Por causa desses e de outros sintomas, as relações parasociais são atraentes. Você pode curar a experiência do relacionamento. Você escolhe pessoas que são implacavelmente positivas, editadas em qualquer sentido da palavra, que estão dando mensagens que você sabe que não serão problemáticas, e com quem você pode se identificar e se sentir muito mais seguro do que com pessoas na vida real, que podem ser imprevisíveis . Embora relacionamentos reais possam parecer muito perigosos, relacionamentos parassociais são seguros – muito seguros. Especialmente se a ansiedade social está conectada com o trauma do desenvolvimento como freqüentemente é, além dos sintomas centrais da ansiedade social, as pessoas com trauma muitas vezes têm dificuldade em dizer quem é um bom companheiro para elas de pessoas que podem se aproveitar ou se tornar muito diferente do que eles pensavam. Isso torna mais difícil do que nunca desenvolver relacionamentos in-the-flesh seguros – e não muito seguros.

Psicólogo RJ  – Gratificação

Qualquer coisa popular vai ser gratificante, com apenas um subconjunto de pessoas para a maioria delas desenvolvendo uma doença mental, pelo menos até que os hackers do cérebro e os psicólogos publicitários recebam o molho especial da maneira certa para que fiquemos todos viciados. Mas como quase 20% das pessoas nesta amostra têm um leve vício no YouTube e 1% um problema mais grave, isso significa que potencialmente milhões e milhões de pessoas correm risco e podem responder a intervenções para interromper as conexões, por exemplo entre ansiedade social. e relações parassociais. Enquanto o espectro sombrio de “zumbis de celular” já chegou, enquanto andamos por aí transfixados por nossas telas alheias à realidade externa, a realidade aumentada completa (RA) não. O RA poderia melhorar, possivelmente transformar a experiência humana sem destruí-la da mesma forma que os vícios digitais, mas é preciso ter cautela devido ao poder dessas ferramentas. O gênio pode facilmente sair da garrafa.
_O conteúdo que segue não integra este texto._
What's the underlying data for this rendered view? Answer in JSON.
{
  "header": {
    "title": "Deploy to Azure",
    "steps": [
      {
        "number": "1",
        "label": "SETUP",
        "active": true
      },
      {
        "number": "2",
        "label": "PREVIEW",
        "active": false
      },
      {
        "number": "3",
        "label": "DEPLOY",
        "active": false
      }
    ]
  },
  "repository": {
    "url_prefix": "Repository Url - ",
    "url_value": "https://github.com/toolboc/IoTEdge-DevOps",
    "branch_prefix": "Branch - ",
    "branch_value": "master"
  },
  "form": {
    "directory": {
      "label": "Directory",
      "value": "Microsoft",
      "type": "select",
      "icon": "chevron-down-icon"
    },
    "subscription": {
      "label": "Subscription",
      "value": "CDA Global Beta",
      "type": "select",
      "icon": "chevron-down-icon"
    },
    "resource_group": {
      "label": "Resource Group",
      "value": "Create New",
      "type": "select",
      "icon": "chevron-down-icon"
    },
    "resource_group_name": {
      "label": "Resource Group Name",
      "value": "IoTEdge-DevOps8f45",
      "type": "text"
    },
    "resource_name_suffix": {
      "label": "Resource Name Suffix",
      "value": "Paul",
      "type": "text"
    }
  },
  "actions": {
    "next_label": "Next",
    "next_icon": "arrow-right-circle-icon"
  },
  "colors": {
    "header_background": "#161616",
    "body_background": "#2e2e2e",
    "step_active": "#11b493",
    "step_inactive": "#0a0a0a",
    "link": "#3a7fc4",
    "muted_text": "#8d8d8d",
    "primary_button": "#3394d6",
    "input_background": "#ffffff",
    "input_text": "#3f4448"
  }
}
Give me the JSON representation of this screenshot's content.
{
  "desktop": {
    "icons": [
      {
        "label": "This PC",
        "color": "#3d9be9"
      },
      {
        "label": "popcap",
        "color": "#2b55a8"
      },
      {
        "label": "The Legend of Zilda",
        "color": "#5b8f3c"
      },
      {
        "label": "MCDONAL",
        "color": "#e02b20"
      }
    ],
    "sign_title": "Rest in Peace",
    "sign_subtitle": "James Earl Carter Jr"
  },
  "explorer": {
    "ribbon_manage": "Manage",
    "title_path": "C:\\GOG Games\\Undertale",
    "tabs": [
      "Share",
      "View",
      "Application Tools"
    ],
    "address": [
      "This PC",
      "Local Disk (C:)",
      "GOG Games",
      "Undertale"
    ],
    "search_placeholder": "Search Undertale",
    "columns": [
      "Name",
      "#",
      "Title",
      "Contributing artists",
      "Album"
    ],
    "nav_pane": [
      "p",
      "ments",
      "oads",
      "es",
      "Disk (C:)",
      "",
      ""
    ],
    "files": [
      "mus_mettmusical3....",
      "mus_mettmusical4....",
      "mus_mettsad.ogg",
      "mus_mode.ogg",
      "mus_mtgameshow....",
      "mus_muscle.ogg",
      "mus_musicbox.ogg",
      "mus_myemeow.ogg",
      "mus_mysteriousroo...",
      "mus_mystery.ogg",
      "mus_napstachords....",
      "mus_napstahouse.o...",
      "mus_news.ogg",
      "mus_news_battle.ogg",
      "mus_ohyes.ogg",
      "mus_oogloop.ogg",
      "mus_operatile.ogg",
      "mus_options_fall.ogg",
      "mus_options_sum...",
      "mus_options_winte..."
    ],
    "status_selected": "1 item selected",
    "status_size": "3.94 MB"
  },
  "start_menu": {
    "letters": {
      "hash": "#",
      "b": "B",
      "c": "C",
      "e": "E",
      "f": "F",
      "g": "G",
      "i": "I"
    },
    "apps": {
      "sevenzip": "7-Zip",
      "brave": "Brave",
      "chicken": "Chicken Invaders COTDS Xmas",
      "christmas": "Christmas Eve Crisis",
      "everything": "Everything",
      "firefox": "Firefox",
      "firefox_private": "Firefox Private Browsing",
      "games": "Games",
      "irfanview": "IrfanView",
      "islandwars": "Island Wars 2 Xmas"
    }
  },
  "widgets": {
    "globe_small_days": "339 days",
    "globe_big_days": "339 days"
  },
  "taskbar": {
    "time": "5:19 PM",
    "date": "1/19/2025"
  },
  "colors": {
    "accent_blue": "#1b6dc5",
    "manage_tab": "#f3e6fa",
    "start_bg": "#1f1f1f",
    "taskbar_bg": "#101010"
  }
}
Até desenvolvermos tecnologias melhores – entendendo riscos e benefícios para a saúde digital – e somente se projetarmos uma interdependência saudável com a tecnologia, o risco de uso indevido e dependência continuará a piorar. Especialmente à medida que o big data e o machine learning diminuem o comportamento do consumidor, vamos perder mais e mais controle sobre nossas próprias decisões, mantendo uma ilusão de autonomia e agenciamento. Em princípio, depende de nós se nos tornamos ciborgues saudáveis, simbióticos com IA e biotecnológicos – ou hospedeiros não resistentes a parasitas perniciosos.